Sudjana (1995: 76) mengemukakan metode mengajar ialah cara yang dipergunakan
guru dalam mengadakan hubungan dengan siswa pada saat berlangsungnya
pengajaran. Oleh karena itu, peranan metode mengajar seagai alat untuk menciptakan
proses mengajar dan belajar dengan metode ini diharapkan timbul berbagai kegiatan
belajar siswa sehubungan dengan kegiatan megnajar guru. Dengan kata lain
terciptanya interaksi edukatif. Dalam interaksi ini guru berperan sebagai penggerak
atau pembimbing, sedangkan siswa berperan sebagai penerima atau yang dibimbing.
Proses interaksi ini akan berjalan baik bila siswa banyak aktif dibandingkan dengan
guru. Oleh karenanya metode mengajar yang baik adalah yang dapat menimbulkan
kegiatan belajar siswa.
Proses belajar mengajar yang baik hendaknya menggunakan berbagai jenis metode
mengajar
secara
bergntian.
Masing-masing
metode
ada
kelemahan
dan
keuntungannya. Tugas guru untuk memilih berbagai metode yang tepat untuk
menciptakan proses belajar mengajar, ketepatan menggunakanmetode mengajar
sangat bergantung pada tujuan. Isi proses mengajar dan kegiatan belajar mengajar.
Ditinjau dari segi penerapannya, metode mengajar ada yang tepat digunakan untuk
siswa dalam jumlah besar dan untuk siswa dalam jumlah kecil. Ada yang tepat
digunakan di dalam kelas atau di luar kelas.
Pada prinsipnya tidak ada metode mengajar yang dapat dipandang sempurna dan
cocok dengan semua pokok bahasan yang ada dalam setiap bidang studi. Hal ini
kareja setiap metode mengajar memiliki keunggulan dan kelemahan yang khas.
Dengan demikian guru sebaiknya menggunakan berbagai metode dalam mengajar
agar siswa tidak cepat merasa bosan atau menghindari terjadinya pengajaran yang
monoton.
5. Strategi mengajar
Bagian penting yang sering dilupakan orang adalah strategi mengajar yang
sesungguhnya melekat dalam metode mengajar. Berbeda dengan strategi mengajar,
metode belajar tidak berhubungfan langsung dengan hasil belajar yang dikehendaki.

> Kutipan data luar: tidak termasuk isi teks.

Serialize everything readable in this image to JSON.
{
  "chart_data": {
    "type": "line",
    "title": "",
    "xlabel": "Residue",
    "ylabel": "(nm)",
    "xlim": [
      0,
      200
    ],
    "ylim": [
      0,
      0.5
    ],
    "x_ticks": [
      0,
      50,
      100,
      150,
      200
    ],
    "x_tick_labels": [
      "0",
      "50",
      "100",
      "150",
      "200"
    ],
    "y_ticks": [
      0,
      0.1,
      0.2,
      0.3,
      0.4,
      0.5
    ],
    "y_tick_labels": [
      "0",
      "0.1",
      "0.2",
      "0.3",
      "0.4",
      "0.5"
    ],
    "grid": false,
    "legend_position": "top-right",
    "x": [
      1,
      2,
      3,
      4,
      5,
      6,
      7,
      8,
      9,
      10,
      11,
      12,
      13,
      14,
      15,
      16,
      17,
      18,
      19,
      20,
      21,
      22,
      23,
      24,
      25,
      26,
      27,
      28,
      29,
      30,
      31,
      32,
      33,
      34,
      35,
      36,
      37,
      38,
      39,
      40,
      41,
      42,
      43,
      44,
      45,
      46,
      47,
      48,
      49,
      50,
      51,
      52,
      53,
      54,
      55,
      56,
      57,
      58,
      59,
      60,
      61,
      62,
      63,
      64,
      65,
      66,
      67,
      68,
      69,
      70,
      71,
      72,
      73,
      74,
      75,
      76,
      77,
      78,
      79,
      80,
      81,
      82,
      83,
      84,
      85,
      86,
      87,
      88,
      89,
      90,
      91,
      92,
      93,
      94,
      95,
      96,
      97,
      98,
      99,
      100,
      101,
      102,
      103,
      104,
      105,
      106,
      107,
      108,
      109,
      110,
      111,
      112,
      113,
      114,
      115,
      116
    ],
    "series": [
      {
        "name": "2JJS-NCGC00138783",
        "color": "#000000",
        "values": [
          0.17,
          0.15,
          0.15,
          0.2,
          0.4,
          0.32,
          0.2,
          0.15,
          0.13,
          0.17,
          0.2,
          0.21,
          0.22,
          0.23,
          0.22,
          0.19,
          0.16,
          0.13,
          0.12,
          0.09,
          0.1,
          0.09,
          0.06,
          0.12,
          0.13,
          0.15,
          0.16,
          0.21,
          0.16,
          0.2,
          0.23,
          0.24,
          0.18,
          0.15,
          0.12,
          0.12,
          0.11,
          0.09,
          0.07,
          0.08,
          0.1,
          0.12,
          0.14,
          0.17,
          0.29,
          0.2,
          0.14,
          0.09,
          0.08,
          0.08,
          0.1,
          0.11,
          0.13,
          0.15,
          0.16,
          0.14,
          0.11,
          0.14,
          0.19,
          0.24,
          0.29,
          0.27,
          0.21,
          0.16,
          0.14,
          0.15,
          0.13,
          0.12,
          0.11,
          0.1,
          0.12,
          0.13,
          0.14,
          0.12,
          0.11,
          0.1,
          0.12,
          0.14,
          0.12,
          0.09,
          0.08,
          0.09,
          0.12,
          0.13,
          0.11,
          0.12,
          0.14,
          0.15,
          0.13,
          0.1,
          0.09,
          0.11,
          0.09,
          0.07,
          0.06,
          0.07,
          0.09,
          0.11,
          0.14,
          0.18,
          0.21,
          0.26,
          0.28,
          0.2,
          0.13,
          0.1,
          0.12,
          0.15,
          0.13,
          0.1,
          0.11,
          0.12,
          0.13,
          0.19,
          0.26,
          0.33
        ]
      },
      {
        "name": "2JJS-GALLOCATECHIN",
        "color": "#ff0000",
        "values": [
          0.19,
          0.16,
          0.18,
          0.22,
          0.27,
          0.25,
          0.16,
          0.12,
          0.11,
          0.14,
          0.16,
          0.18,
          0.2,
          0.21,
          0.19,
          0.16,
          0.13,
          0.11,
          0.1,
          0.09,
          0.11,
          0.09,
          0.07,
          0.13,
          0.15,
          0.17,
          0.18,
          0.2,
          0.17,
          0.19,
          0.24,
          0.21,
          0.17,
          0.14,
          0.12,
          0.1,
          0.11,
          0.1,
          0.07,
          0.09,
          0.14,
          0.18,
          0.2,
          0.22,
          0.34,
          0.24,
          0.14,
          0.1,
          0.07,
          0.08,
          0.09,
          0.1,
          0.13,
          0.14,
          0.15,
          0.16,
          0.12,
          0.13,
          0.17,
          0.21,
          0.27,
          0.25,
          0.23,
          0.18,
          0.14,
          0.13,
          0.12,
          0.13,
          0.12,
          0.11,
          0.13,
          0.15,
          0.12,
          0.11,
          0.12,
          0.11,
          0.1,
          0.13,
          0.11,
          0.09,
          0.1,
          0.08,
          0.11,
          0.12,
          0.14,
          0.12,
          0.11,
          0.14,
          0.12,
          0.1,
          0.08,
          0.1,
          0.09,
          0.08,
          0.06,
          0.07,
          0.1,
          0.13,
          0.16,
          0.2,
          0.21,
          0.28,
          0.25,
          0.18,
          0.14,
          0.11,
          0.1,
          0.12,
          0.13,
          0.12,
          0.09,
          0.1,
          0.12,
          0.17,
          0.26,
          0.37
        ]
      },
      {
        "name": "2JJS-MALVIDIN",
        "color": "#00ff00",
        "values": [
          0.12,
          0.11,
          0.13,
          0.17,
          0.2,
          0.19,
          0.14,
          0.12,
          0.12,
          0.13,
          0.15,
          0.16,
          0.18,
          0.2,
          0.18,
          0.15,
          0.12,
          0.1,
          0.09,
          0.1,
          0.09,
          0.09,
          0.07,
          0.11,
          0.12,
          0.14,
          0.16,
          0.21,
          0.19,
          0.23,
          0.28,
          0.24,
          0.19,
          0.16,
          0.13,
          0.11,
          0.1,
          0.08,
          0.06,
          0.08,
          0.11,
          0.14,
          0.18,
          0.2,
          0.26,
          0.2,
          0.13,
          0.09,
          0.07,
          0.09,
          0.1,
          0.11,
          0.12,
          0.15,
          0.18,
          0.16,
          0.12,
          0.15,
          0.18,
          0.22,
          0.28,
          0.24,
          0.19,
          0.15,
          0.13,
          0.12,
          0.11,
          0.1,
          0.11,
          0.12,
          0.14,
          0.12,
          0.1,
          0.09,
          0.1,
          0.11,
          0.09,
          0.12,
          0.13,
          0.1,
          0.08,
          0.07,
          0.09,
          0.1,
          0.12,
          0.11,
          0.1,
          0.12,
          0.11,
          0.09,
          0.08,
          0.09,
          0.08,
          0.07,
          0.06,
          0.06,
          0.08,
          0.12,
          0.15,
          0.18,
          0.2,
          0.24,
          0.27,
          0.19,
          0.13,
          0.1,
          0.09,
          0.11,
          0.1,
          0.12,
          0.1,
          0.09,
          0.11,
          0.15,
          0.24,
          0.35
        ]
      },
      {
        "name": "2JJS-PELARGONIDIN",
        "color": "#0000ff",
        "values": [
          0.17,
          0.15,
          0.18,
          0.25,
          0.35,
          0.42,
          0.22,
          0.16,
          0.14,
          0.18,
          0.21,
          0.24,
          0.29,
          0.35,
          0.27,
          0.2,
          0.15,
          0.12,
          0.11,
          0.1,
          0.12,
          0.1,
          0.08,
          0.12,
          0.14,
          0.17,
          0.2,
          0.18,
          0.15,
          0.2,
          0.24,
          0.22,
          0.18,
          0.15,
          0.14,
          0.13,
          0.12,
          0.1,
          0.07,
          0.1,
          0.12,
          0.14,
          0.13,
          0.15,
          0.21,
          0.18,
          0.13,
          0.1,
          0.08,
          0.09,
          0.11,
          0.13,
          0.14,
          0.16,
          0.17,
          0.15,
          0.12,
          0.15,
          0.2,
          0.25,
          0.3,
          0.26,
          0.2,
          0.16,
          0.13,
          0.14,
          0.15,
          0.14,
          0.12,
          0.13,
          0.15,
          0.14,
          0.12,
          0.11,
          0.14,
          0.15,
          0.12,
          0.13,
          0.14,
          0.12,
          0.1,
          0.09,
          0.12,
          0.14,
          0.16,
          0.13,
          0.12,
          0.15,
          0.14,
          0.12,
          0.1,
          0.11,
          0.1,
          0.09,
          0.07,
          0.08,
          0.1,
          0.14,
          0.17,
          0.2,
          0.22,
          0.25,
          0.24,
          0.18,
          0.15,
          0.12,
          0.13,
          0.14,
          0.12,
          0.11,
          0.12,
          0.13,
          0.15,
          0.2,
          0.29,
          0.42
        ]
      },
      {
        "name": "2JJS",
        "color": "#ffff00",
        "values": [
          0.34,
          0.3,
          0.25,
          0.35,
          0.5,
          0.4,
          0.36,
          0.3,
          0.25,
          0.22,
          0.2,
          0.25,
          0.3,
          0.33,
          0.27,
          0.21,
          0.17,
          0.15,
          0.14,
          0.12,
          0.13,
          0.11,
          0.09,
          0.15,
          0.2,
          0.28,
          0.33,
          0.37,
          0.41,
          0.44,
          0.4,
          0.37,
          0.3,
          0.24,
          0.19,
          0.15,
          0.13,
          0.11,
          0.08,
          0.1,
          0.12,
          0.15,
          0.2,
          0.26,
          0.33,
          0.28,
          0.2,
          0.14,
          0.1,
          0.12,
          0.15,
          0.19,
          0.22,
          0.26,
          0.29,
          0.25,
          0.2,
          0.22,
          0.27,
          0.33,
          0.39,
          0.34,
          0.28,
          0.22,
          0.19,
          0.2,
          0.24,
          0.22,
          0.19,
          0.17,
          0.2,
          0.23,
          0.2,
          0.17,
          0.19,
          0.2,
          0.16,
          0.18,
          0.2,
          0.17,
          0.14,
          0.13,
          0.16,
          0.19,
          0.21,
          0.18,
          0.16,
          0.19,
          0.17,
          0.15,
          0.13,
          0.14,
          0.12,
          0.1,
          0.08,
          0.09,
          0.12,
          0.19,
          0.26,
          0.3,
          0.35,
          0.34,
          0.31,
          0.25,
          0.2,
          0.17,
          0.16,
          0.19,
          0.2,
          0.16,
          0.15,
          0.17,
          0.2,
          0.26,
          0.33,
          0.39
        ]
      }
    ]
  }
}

Jadi metode kurang berorientasi pada tujuan (less goal-oriented) karena metode
dianggap konsep yang lebih luas dan pada strategis. Hal ini tidak berarti mengurangi
signifikansi metode mengajar, lantaran strategi mengajar itu ada dan berlaku dalam
kerangka metode mengajar. Dalam menggunakan metode ceramah, misalnya strategi
guru untuk mendapatkan perhatian siswa mungkin berupa penyampaian kisah luvu
atau kisah sedih yang sekaligus merupakan contoh yang berfungsi sebagai pelengkap
uraian topik yang sedang disajikan.
Strategi mengajar (teaching strategy) dapat didefenisikan sebagai sejumlah langkah
yang direkayasa sedemikian rupa untuk mencapai tujuan pengajaran tertentu (Syah
1885: 215). Sudjana (1995) mengartikan strategi mengajar sebagai tindakan guru
melaksanakan rencana kerja. Maksudnya usaha guru dalam menggunakan beberapa
variabel pengajaran (tujuan, bahan, metode, alat dan evaluasi) agar dapat
mempengaruhi siswa mencapai tujuan yang ditetapkan.